Director Jon M. Chu previously tried his hand at a number of genres in a string of profitable but middling films, most of them sequels (two Step Up movies, G.I. Joe: Retaliation, Now You See Me 2). Romantic comedy, turns out, fits him like a glove. He brings a bouncy energy to the genre’s tropes, dispatching “dressing room montage” and “heart-melting declaration of love” like a pro – and with distinctly more visual verve than usually attends the genre. As for rom-com’s standard-issue mouthy best friend? You couldn’t do better than Awkwafina, playing Rachel’s old college roommate and hilariously proving that “nouveau riche” translates to every culture.
That Midas touch with casting extends to the rest of Crazy Rich Asians’ international mélange of actors, who make lasting impressions in parts inevitably abbreviated from the book. Gemma Chan, as Nick’s placid-surface/roiling-depths cousin Astrid, is exquisite, and Nico Santos makes for an enjoyably dishy Oliver, a cousin from one of the family tree’s droopier branches. Playing the leading man, Golding, a model and travel show host in his first big acting gig, doesn’t have a lot to work with, but ably performs his required duties, which are to be devoted, honorable, and swoon-worthy. And Wu quite simply is a stunner. Best known for playing the tough-love matriarch from ABC’s Fresh off the Boat, she betters the book version of Rachel by making her earthier, steelier, and more playful.

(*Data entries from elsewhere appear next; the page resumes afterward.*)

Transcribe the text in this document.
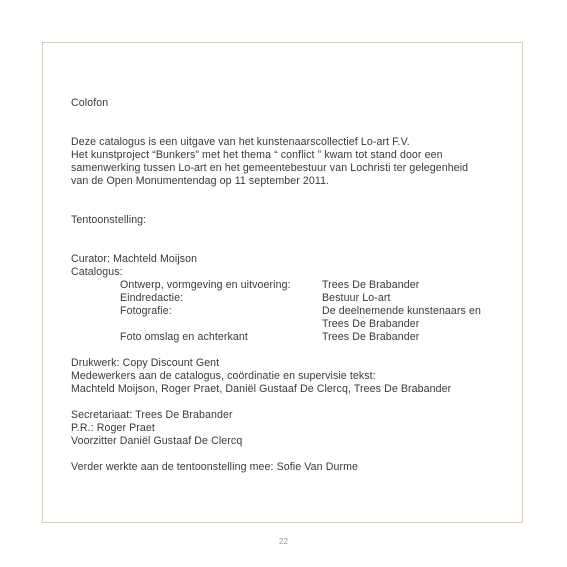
Colofon
Deze catalogus is een uitgave van het kunstenaarscollectief Lo-art F.V.
Het kunstproject “Bunkers” met het thema “ conflict ” kwam tot stand door een
samenwerking tussen Lo-art en het gemeentebestuur van Lochristi ter gelegenheid
van de Open Monumentendag op 11 september 2011.
Tentoonstelling:
Curator: Machteld Moijson
Catalogus:
Ontwerp, vormgeving en uitvoering:	Trees De Brabander
Eindredactie:	Bestuur Lo-art
Fotografie:	De deelnemende kunstenaars en
Trees De Brabander
Foto omslag en achterkant	Trees De Brabander
Drukwerk: Copy Discount Gent
Medewerkers aan de catalogus, coördinatie en supervisie tekst:
Machteld Moijson, Roger Praet, Daniël Gustaaf De Clercq, Trees De Brabander
Secretariaat: Trees De Brabander
P.R.: Roger Praet
Voorzitter Daniël Gustaaf De Clercq
Verder werkte aan de tentoonstelling mee: Sofie Van Durme
22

One of Rachel’s subplots has been dramatically condensed from the book, part of an overall smart snipping to keep the focus on Rachel’s fish-out-of-water story. That means a certain actor doesn’t even make an appearance until a twinkling cameo at film’s end – a sure sign of the filmmakers’ confidence a sequel is coming. To which I say: More, please, yes.